Menpora tidak belajar dari kejadian di masa lalu, ISL yang diprakarsai PSSI mungkin belum sempurna, tetapi perbaikan bukan berarti menghancurkan dan mulai dari awal. Jika nama Menpora ingin dicatat dalam sejarah, nama Imam Nahrawi sudah berhasil tercatat dalam sejarah sepakbola Indonesia, Sejarah Kelam Sepakbola Nasional!.

Persipura Jayapura. Penuh Prestasi dan membanggakan


Belajar Dari Tim Terhebat!

PSSI dan Menpora harus berkaca dari Persipura Jayapura, Persipura penyandang gelar tertinggi sepakbola Indonesia tebanyak di negri ini. Juara ISL 3 Kali dan Juara Liga Indonesia 1 kali. Satu-satunya tim Indonesia yang berhasil melangkah hingga ke semifinal AFC Cup. Membawa harum nama bangsa dan mengangkat citra Sepakbola nasional. Persipura yang bernaung dibawah PSSI dan FIFA bukan tim yang dibentuk dengan instan tim ini butuh proses pengembangan dan semakin baik dari tahun ke tahun. Persipura tidak pernah jauh dari Juara dan Runner-up, kalaupun tidak Juara Persipura pasti menjadi Runner Up. 

Persipura bisa dijadikan contoh pengelolaan Sepakbola yang baik. Prestasi bukan sekedar Slogan dan Janji, Prestasi harus dibuktikan dan untuk mengejar Prestasi harus ada perbaikan dari hari ke hari. Persipura adalah tim yang tidak pernah MEROMBAK TOTAL timnya, bahkan beberapa pemain Persipura sudah bermain bersama lebih dari 10 tahun. Persipura Jayapura tidak pernah kekurangan pemain hebat, bahkan berlebih, beberapa bintang sudah dihasilkan Persipura bahkan tetap menjadi bintang saat sudah tidak memperkuat Persipura, Titus Bonai, Patrich Wanggai, David Laly, Victor Pae, bahkan sudah tidak dibutuhkan tim Persipura bukan karena mereka tidak hebat, tapi karena di Persipura sudah terlalu banyak dihuni pemain hebat. Pembinaan usia muda Persipura pun berhasil, karena dari tahun ke tahun pemain muda Persipura selalu muncul dan di promosikan ke tim senior.

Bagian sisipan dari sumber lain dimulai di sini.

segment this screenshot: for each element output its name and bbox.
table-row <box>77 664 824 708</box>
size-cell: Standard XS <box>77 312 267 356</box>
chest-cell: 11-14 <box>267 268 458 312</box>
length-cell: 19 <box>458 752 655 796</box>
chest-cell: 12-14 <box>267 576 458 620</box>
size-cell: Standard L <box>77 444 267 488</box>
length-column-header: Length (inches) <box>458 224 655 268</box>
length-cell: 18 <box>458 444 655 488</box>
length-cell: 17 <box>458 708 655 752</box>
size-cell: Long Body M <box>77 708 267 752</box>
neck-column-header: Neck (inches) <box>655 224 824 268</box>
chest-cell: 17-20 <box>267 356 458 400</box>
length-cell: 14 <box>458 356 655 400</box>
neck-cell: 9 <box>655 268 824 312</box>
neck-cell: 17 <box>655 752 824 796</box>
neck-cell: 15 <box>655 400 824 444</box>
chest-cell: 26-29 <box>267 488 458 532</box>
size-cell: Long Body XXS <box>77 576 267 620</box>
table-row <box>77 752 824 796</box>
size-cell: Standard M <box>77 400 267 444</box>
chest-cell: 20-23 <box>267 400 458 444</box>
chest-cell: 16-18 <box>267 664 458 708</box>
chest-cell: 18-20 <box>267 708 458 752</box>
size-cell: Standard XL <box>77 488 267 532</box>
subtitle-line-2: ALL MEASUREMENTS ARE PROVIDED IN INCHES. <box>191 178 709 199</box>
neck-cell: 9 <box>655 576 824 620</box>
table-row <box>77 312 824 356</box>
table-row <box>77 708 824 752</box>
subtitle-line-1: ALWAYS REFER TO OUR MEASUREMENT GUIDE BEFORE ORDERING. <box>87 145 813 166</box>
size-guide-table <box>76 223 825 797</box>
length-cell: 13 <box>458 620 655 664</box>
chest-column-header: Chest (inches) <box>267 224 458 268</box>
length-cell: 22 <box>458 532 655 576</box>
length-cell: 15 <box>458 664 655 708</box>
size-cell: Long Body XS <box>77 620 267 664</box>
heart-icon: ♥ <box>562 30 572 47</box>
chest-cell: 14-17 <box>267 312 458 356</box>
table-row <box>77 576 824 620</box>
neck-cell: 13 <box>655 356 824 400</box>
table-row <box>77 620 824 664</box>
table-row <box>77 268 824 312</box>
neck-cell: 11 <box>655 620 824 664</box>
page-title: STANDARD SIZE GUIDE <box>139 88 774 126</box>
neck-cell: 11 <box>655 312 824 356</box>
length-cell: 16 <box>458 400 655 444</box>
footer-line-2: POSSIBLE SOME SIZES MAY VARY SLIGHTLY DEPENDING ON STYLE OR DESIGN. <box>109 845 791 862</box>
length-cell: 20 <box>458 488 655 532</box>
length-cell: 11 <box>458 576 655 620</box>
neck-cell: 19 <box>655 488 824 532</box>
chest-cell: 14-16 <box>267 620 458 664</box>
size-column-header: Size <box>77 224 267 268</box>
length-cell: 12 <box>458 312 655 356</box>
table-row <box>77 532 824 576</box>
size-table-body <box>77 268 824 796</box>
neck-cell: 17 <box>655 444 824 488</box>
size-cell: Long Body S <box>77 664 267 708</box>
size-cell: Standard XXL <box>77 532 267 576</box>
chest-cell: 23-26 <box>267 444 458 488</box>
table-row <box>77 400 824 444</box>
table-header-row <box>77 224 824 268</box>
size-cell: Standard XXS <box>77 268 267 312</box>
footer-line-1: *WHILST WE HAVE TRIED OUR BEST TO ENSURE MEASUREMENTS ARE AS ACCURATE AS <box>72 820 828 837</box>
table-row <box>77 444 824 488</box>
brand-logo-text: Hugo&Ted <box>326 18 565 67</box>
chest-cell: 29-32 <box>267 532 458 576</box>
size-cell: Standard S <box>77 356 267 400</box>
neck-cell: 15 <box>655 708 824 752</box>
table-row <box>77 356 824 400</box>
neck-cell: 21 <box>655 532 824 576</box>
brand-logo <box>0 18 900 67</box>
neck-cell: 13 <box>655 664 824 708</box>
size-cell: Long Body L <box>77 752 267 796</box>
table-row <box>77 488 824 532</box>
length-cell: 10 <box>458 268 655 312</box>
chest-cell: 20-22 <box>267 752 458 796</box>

Menpora harus berkaca dari Persipura, MEROMBAK TOTAL pengelolaan sepakbola tidak akan membuat sepakbola itu sendiri maju. Benar kata pemain naturalisasi Greg Nwokolo, anda saja Imam Nahrawi itu pemain Bola, mungkin ia bisa lebih mengerti. Membekukan PSSI yang adalah naungan para pemain tentu mematikan karir pemain sepakbola. Apalagi hanya karena kekerasan kepala PSSI yang memanjakan dua tim jawa timur Persebaya dan Arema Cronus dan Menpora yang bersih keras melarang dua tim tersebut. PSSI keras kepala, Menpora mau jadi pahlawan kesiangan, yang dikorbankan ribuan orang, perseteruan dua "bocah" membuat runtuh menara sepakbola yang sudah dibangun lama.

Hanya karna dua club "bermasalah", banyak orang jadi korban, bahkan sebuah club Persipura Jayapura yang sering membawa harum nama bangsa dan sedang berjuang di AFC Cup harus dikorbankan, apalagi lawan mereka di 16 Besar asal Malaysia Pahang FA ketawa cengingisan karena tidak perlu bertandang di stadion Mandala Jayapura, apalagi peluang menang mereka melawan semifinalis AFC Cup Persipura sangat-sangat tipis. Benar kata Ferinando Pahabol, "negara lain bisa kami kalahkan, tetapi kami dikalahkan negara sendiri",sungguh tragis!. Bermain sepakbola adalah passion dari pemain, menghambat mereka untuk bermain adalah pelanggaran terhadap hak asasi pemain bola. Banyak yang dikorbankan, terutama pemain, mereka perlu pekerjaan yaitu bermain bola. Menpora telah merenggut hak mereka.